Démocratie directe : « un régime démocratique où les citoyens, et non des représentants élus, votent directement sur les principales questions nationales afin de décider des lois »


- L'adhésion de l'écrasante majorité des peuples interrogés à la « démocratie directe » est certaine. Dans 36 pays sur 38, plus de la moitié de la population trouve que ce système aussi constitue une bonne manière de gouverner.

- Seuls les Tunisiens et les Jordaniens pensent que c'est une mauvaise manière (57 et 55%).

- En tête des populations les plus enthousiastes se trouvent les Turcs et les Libanais figurez-vous (84 et 83%). Déçus par nos représentants, déçus par nos leaders, déçus par nos lois électorales, nous autres Libanais croyons que la planche de salut serait de retourner à la source de tout pouvoir politique, le peuple. Sauf que ce qui marche pour la Suisse de l'Occident, ne fonctionnera pas forcément dans la Suisse de l'Orient, pour deux raisons très simples: le raisonnement communautaire et l'élan de domination présents dans toutes les communautés et les partis politiques libanais.

- Les Français et les Allemands manifestent beaucoup plus d'intérêt pour la « démocratie directe » (tous deux à 74%), que les Suédois et les Néerlandais (57 et 55%), qui la trouvent « mauvaise » à hauteur de 41 et de 44%.

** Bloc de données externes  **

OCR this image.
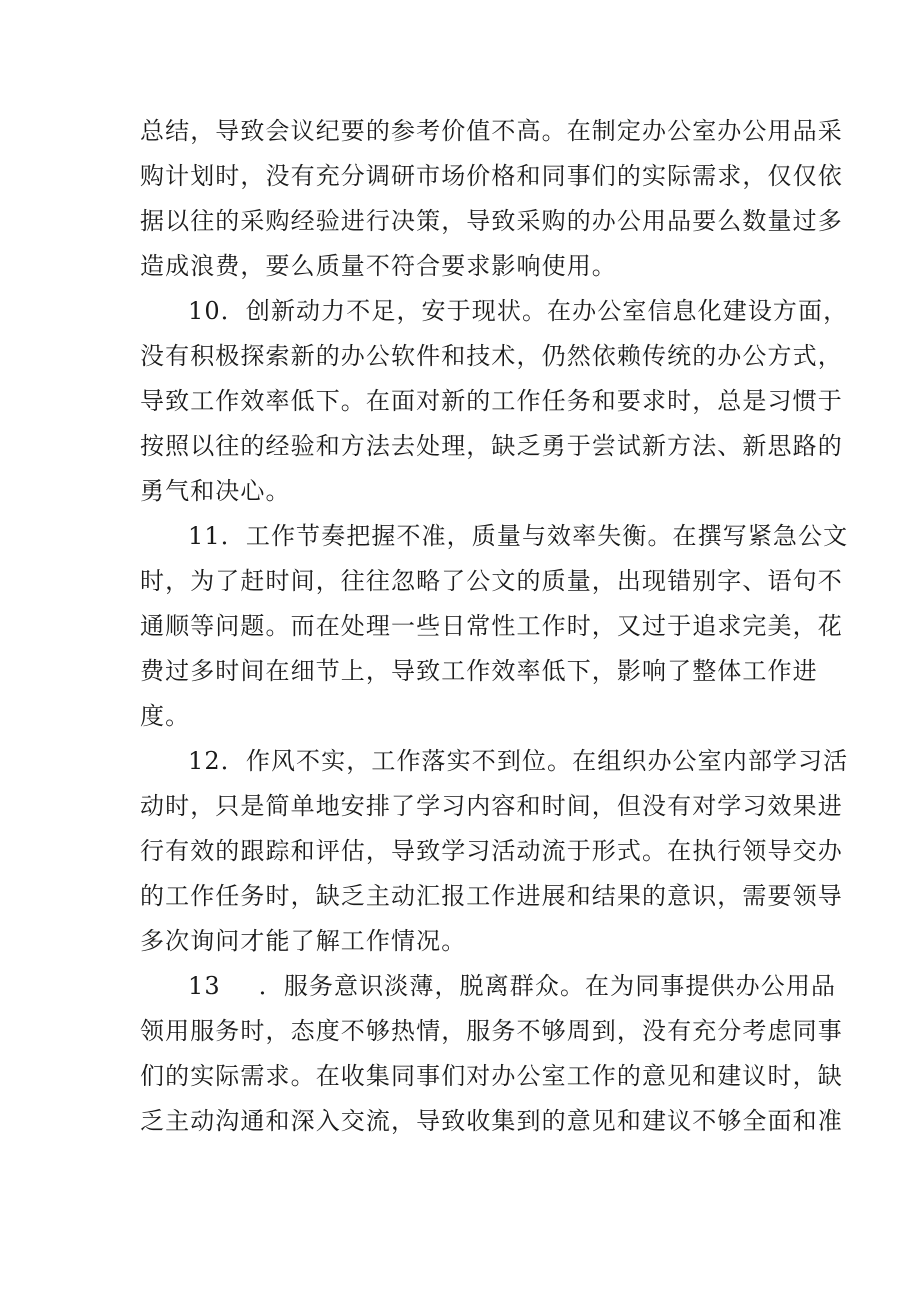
总结，导致会议纪要的参考价值不高。在制定办公室办公用品采
购计划时，没有充分调研市场价格和同事们的实际需求，仅仅依
据以往的采购经验进行决策，导致采购的办公用品要么数量过多
造成浪费，要么质量不符合要求影响使用。
10．创新动力不足，安于现状。在办公室信息化建设方面，
没有积极探索新的办公软件和技术，仍然依赖传统的办公方式，
导致工作效率低下。在面对新的工作任务和要求时，总是习惯于
按照以往的经验和方法去处理，缺乏勇于尝试新方法、新思路的
勇气和决心。
11．工作节奏把握不准，质量与效率失衡。在撰写紧急公文
时，为了赶时间，往往忽略了公文的质量，出现错别字、语句不
通顺等问题。而在处理一些日常性工作时，又过于追求完美，花
费过多时间在细节上，导致工作效率低下，影响了整体工作进
度。
12．作风不实，工作落实不到位。在组织办公室内部学习活
动时，只是简单地安排了学习内容和时间，但没有对学习效果进
行有效的跟踪和评估，导致学习活动流于形式。在执行领导交办
的工作任务时，缺乏主动汇报工作进展和结果的意识，需要领导
多次询问才能了解工作情况。
13 ．服务意识淡薄，脱离群众。在为同事提供办公用品
领用服务时，态度不够热情，服务不够周到，没有充分考虑同事
们的实际需求。在收集同事们对办公室工作的意见和建议时，缺
乏主动沟通和深入交流，导致收集到的意见和建议不够全面和准
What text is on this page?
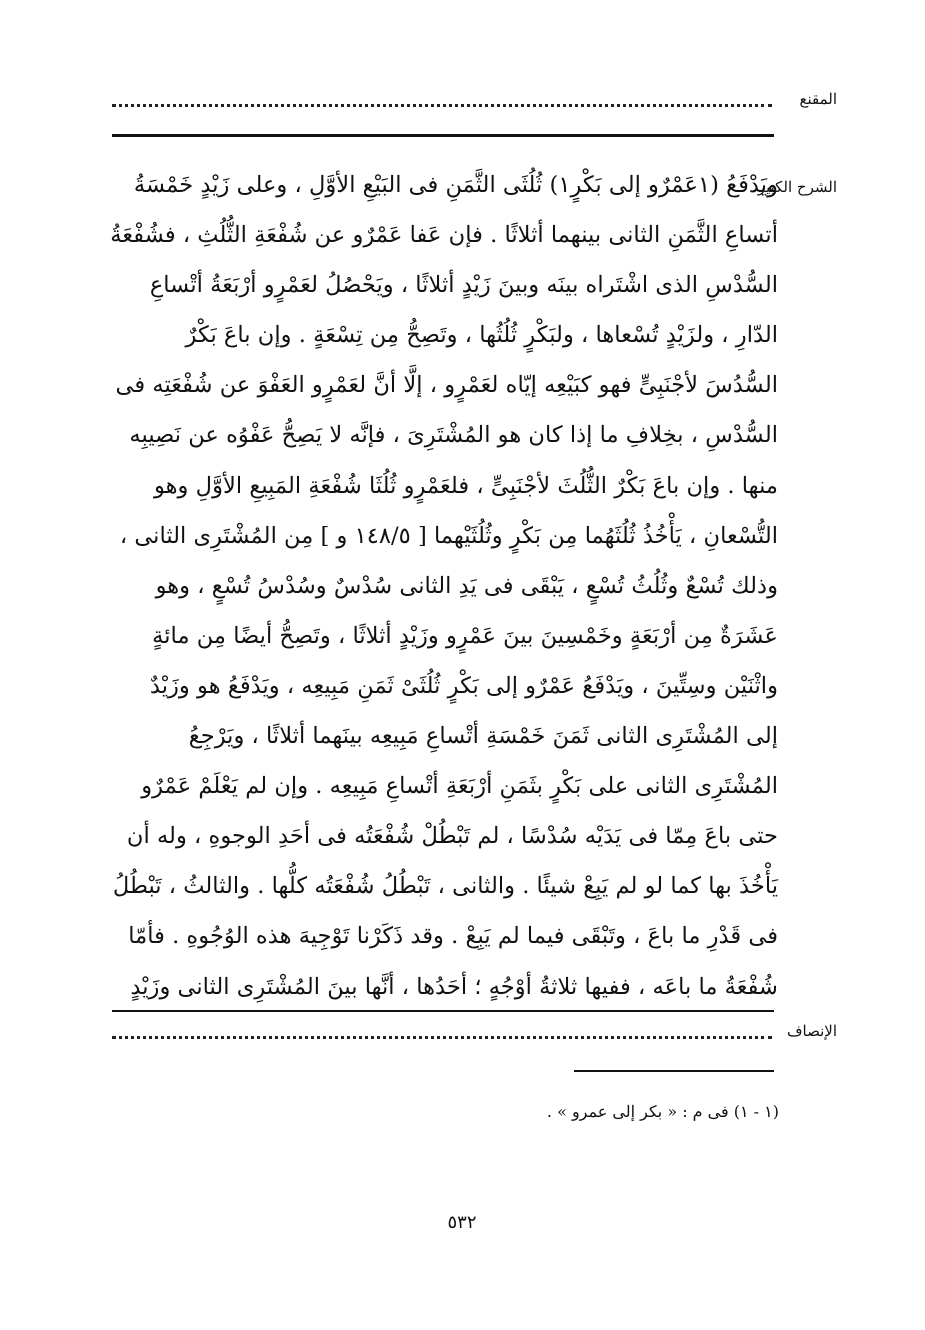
المقنع
الشرح الكبير

ويَدْفَعُ (١عَمْرٌو إلى بَكْرٍ١) ثُلُثَى الثَّمَنِ فى البَيْعِ الأوَّلِ ، وعلى زَيْدٍ خَمْسَةُ
أتساعِ الثَّمَنِ الثانى بينهما أثلاثًا . فإن عَفا عَمْرٌو عن شُفْعَةِ الثُّلُثِ ، فشُفْعَةُ
السُّدْسِ الذى اشْتَراه بينَه وبينَ زَيْدٍ أثلاثًا ، ويَحْصُلُ لعَمْرٍو أرْبَعَةُ أتْساعِ
الدّارِ ، ولزَيْدٍ تُسْعاها ، ولبَكْرٍ ثُلُثُها ، وتَصِحُّ مِن تِسْعَةٍ . وإن باعَ بَكْرٌ
السُّدُسَ لأجْنَبِىٍّ فهو كبَيْعِه إيّاه لعَمْرٍو ، إلَّا أنَّ لعَمْرٍو العَفْوَ عن شُفْعَتِه فى
السُّدْسِ ، بخِلافِ ما إذا كان هو المُشْتَرِىَ ، فإنَّه لا يَصِحُّ عَفْوُه عن نَصِيبِه
منها . وإن باعَ بَكْرٌ الثُّلُثَ لأجْنَبِىٍّ ، فلعَمْرٍو ثُلُثَا شُفْعَةِ المَبِيعِ الأوَّلِ وهو
التُّسْعانِ ، يَأْخُذُ ثُلُثَهُما مِن بَكْرٍ وثُلُثَيْهما [ ١٤٨/٥ و ] مِن المُشْتَرِى الثانى ،
وذلك تُسْعٌ وثُلُثُ تُسْعٍ ، يَبْقَى فى يَدِ الثانى سُدْسٌ وسُدْسُ تُسْعٍ ، وهو
عَشَرَةٌ مِن أرْبَعَةٍ وخَمْسِينَ بينَ عَمْرٍو وزَيْدٍ أثلاثًا ، وتَصِحُّ أيضًا مِن مائةٍ
واثْنَيْن وسِتِّينَ ، ويَدْفَعُ عَمْرٌو إلى بَكْرٍ ثُلُثَىْ ثَمَنِ مَبِيعِه ، ويَدْفَعُ هو وزَيْدٌ
إلى المُشْتَرِى الثانى ثَمَنَ خَمْسَةِ أتْساعِ مَبِيعِه بينَهما أثلاثًا ، ويَرْجِعُ
المُشْتَرِى الثانى على بَكْرٍ بثَمَنِ أرْبَعَةِ أتْساعِ مَبِيعِه . وإن لم يَعْلَمْ عَمْرٌو
حتى باعَ مِمّا فى يَدَيْه سُدْسًا ، لم تَبْطُلْ شُفْعَتُه فى أحَدِ الوجوهِ ، وله أن
يَأْخُذَ بها كما لو لم يَبِعْ شيئًا . والثانى ، تَبْطُلُ شُفْعَتُه كلُّها . والثالثُ ، تَبْطُلُ
فى قَدْرِ ما باعَ ، وتَبْقَى فيما لم يَبِعْ . وقد ذَكَرْنا تَوْجِيهَ هذه الوُجُوهِ . فأمّا
شُفْعَةُ ما باعَه ، ففيها ثلاثةُ أوْجُهٍ ؛ أحَدُها ، أنَّها بينَ المُشْتَرِى الثانى وزَيْدٍ

الإنصاف
(١ - ١) فى م : « بكر إلى عمرو » .
٥٣٢
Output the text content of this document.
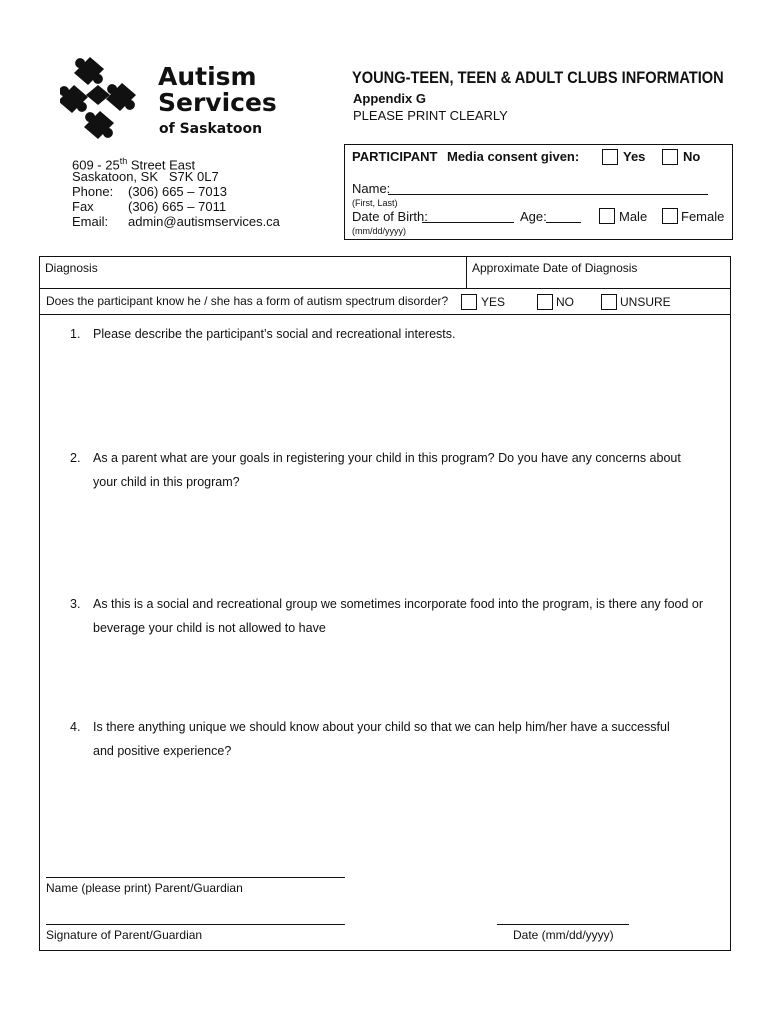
Autism
Services
of Saskatoon
609 - 25th Street East
Saskatoon, SK   S7K 0L7
Phone: (306) 665 – 7013
Fax	(306) 665 – 7011
Email: admin@autismservices.ca
YOUNG-TEEN, TEEN & ADULT CLUBS INFORMATION
Appendix G
PLEASE PRINT CLEARLY
PARTICIPANT Media consent given:	Yes	No
Name:
(First, Last)
Date of Birth:
(mm/dd/yyyy)
Age:	Male	Female
Diagnosis	Approximate Date of Diagnosis
Does the participant know he / she has a form of autism spectrum disorder?	YES	NO	UNSURE
1. Please describe the participant’s social and recreational interests.
2. As a parent what are your goals in registering your child in this program? Do you have any concerns about your child in this program?
3. As this is a social and recreational group we sometimes incorporate food into the program, is there any food or beverage your child is not allowed to have
4. Is there anything unique we should know about your child so that we can help him/her have a successful and positive experience?
Name (please print) Parent/Guardian
Signature of Parent/Guardian	Date (mm/dd/yyyy)
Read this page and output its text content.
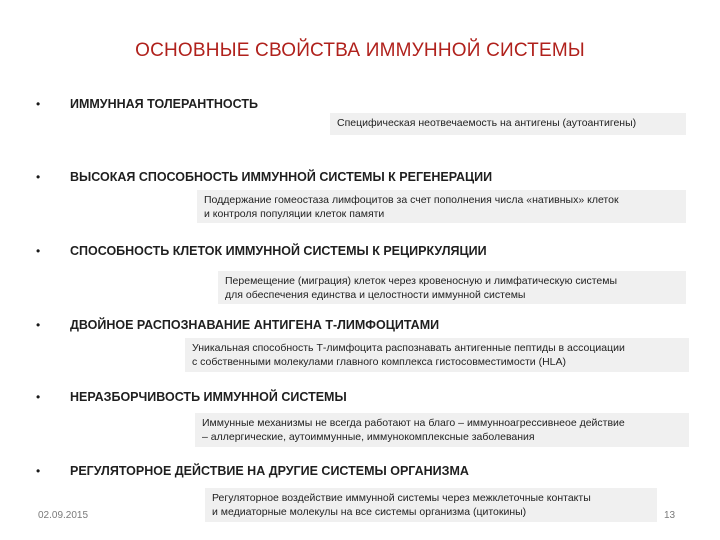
ОСНОВНЫЕ СВОЙСТВА ИММУННОЙ СИСТЕМЫ
• ИММУННАЯ ТОЛЕРАНТНОСТЬ
Специфическая неотвечаемость на антигены (аутоантигены)
• ВЫСОКАЯ СПОСОБНОСТЬ ИММУННОЙ СИСТЕМЫ К РЕГЕНЕРАЦИИ
Поддержание гомеостаза лимфоцитов за счет пополнения числа «нативных» клеток
и контроля популяции клеток памяти
• СПОСОБНОСТЬ КЛЕТОК ИММУННОЙ СИСТЕМЫ К РЕЦИРКУЛЯЦИИ
Перемещение (миграция) клеток через кровеносную и лимфатическую системы
для обеспечения единства и целостности иммунной системы
• ДВОЙНОЕ РАСПОЗНАВАНИЕ АНТИГЕНА Т-ЛИМФОЦИТАМИ
Уникальная способность Т-лимфоцита распознавать антигенные пептиды в ассоциации
с собственными молекулами главного комплекса гистосовместимости (HLA)
• НЕРАЗБОРЧИВОСТЬ ИММУННОЙ СИСТЕМЫ
Иммунные механизмы не всегда работают на благо – иммунноагрессивнеое действие
– аллергические, аутоиммунные, иммунокомплексные заболевания
• РЕГУЛЯТОРНОЕ ДЕЙСТВИЕ НА ДРУГИЕ СИСТЕМЫ ОРГАНИЗМА
Регуляторное воздействие иммунной системы через межклеточные контакты
и медиаторные молекулы на все системы организма (цитокины)
02.09.2015	13
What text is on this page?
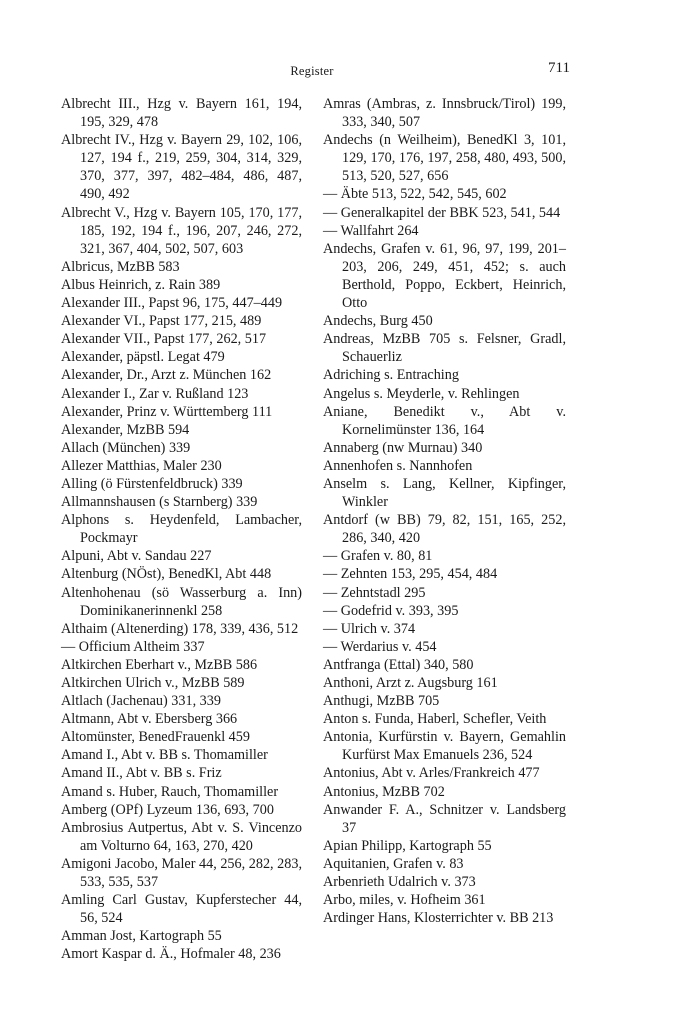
Register	711

Albrecht III., Hzg v. Bayern 161, 194, 195, 329, 478

Albrecht IV., Hzg v. Bayern 29, 102, 106, 127, 194 f., 219, 259, 304, 314, 329, 370, 377, 397, 482–484, 486, 487, 490, 492

Albrecht V., Hzg v. Bayern 105, 170, 177, 185, 192, 194 f., 196, 207, 246, 272, 321, 367, 404, 502, 507, 603

Albricus, MzBB 583

Albus Heinrich, z. Rain 389

Alexander III., Papst 96, 175, 447–449

Alexander VI., Papst 177, 215, 489

Alexander VII., Papst 177, 262, 517

Alexander, päpstl. Legat 479

Alexander, Dr., Arzt z. München 162

Alexander I., Zar v. Rußland 123

Alexander, Prinz v. Württemberg 111

Alexander, MzBB 594

Allach (München) 339

Allezer Matthias, Maler 230

Alling (ö Fürstenfeldbruck) 339

Allmannshausen (s Starnberg) 339

Alphons s. Heydenfeld, Lambacher, Pockmayr

Alpuni, Abt v. Sandau 227

Altenburg (NÖst), BenedKl, Abt 448

Altenhohenau (sö Wasserburg a. Inn) Dominikanerinnenkl 258

Althaim (Altenerding) 178, 339, 436, 512

— Officium Altheim 337

Altkirchen Eberhart v., MzBB 586

Altkirchen Ulrich v., MzBB 589

Altlach (Jachenau) 331, 339

Altmann, Abt v. Ebersberg 366

Altomünster, BenedFrauenkl 459

Amand I., Abt v. BB s. Thomamiller

Amand II., Abt v. BB s. Friz

Amand s. Huber, Rauch, Thomamiller

Amberg (OPf) Lyzeum 136, 693, 700

Ambrosius Autpertus, Abt v. S. Vincenzo am Volturno 64, 163, 270, 420

Amigoni Jacobo, Maler 44, 256, 282, 283, 533, 535, 537

Amling Carl Gustav, Kupferstecher 44, 56, 524

Amman Jost, Kartograph 55

Amort Kaspar d. Ä., Hofmaler 48, 236

Amras (Ambras, z. Innsbruck/Tirol) 199, 333, 340, 507

Andechs (n Weilheim), BenedKl 3, 101, 129, 170, 176, 197, 258, 480, 493, 500, 513, 520, 527, 656

— Äbte 513, 522, 542, 545, 602

— Generalkapitel der BBK 523, 541, 544

— Wallfahrt 264

Andechs, Grafen v. 61, 96, 97, 199, 201–203, 206, 249, 451, 452; s. auch Berthold, Poppo, Eckbert, Heinrich, Otto

Andechs, Burg 450

Andreas, MzBB 705 s. Felsner, Gradl, Schauerliz

Adriching s. Entraching

Angelus s. Meyderle, v. Rehlingen

Aniane, Benedikt v., Abt v. Kornelimünster 136, 164

Annaberg (nw Murnau) 340

Annenhofen s. Nannhofen

Anselm s. Lang, Kellner, Kipfinger, Winkler

Antdorf (w BB) 79, 82, 151, 165, 252, 286, 340, 420

— Grafen v. 80, 81

— Zehnten 153, 295, 454, 484

— Zehntstadl 295

— Godefrid v. 393, 395

— Ulrich v. 374

— Werdarius v. 454

Antfranga (Ettal) 340, 580

Anthoni, Arzt z. Augsburg 161

Anthugi, MzBB 705

Anton s. Funda, Haberl, Schefler, Veith

Antonia, Kurfürstin v. Bayern, Gemahlin Kurfürst Max Emanuels 236, 524

Antonius, Abt v. Arles/Frankreich 477

Antonius, MzBB 702

Anwander F. A., Schnitzer v. Landsberg 37

Apian Philipp, Kartograph 55

Aquitanien, Grafen v. 83

Arbenrieth Udalrich v. 373

Arbo, miles, v. Hofheim 361

Ardinger Hans, Klosterrichter v. BB 213
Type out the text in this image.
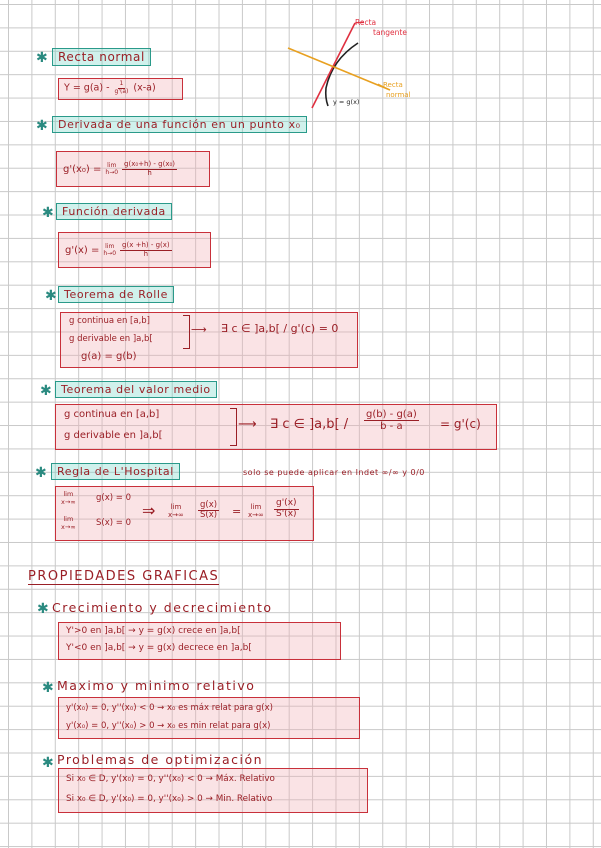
✱ Recta normal
$Y = g(a) - \frac{1}{g'(a)} (x-a)$
Recta
tangente
Recta
normal
y = g(x)
✱ Derivada de una función en un punto x₀
g'(x₀) = lim
$h\to 0 \frac{\text{g(x₀+h) - g(x₀)}}{h}$
✱ Función derivada
g'(x) = lim
$h\to 0 \frac{g(x +h) - g(x)}{h}$
✱ Teorema de Rolle
g continua en [a,b]
g derivable en ]a,b[
g(a) = g(b)
⟶ ∃ c ∈ ]a,b[ / g'(c) = 0
✱ Teorema del valor medio
g continua en [a,b]
g derivable en ]a,b[
⟶ ∃ c ∈ ]$a,b[ / \frac{g(b) - g(a)}{b - a} = g'(c)$
✱ Regla de L'Hospital	solo se puede aplicar en Indet ∞/∞ y 0/0
lim
x→∞ g(x) = 0
lim
x→∞ S(x) = 0
⇒ lim
$x\to\infty \frac{g(x)}{S(x)} = \lim$
$x\to\infty \frac{g'(x)}{S'(x)}$
PROPIEDADES GRAFICAS
✱ Crecimiento y decrecimiento
Y'>0 en ]a,b[ → y = g(x) crece en ]a,b[
Y'<0 en ]a,b[ → y = g(x) decrece en ]a,b[
✱ Maximo y minimo relativo
y'(x₀) = 0, y''(x₀) < 0 → x₀ es máx relat para g(x)
y'(x₀) = 0, y''(x₀) > 0 → x₀ es min relat para g(x)
✱ Problemas de optimización
Si x₀ ∈ D, y'(x₀) = 0, y''(x₀) < 0 → Máx. Relativo
Si x₀ ∈ D, y'(x₀) = 0, y''(x₀) > 0 → Min. Relativo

- Dans tous les cas de figure, cette adhésion mondiale est nettement moins importante que pour la « démocratie représentative », à quelques exceptions (Russie, Turquie, Mexique, Colombie, Chili). « Le gouvernement du peuple, par le peuple, pour le peuple », ah, tout le monde voudrait mettre en œuvre la formule d'Abraham Lincoln, le 16e président des Etats-Unis, sauf que ce n'est pas si simple, il faut que le régime démocratique qui en découle fonctionne et ne soit pas paralysé. Et c'est bien cela qui explique en grande partie la différence d'adhésion des populations aux deux types de démocratie.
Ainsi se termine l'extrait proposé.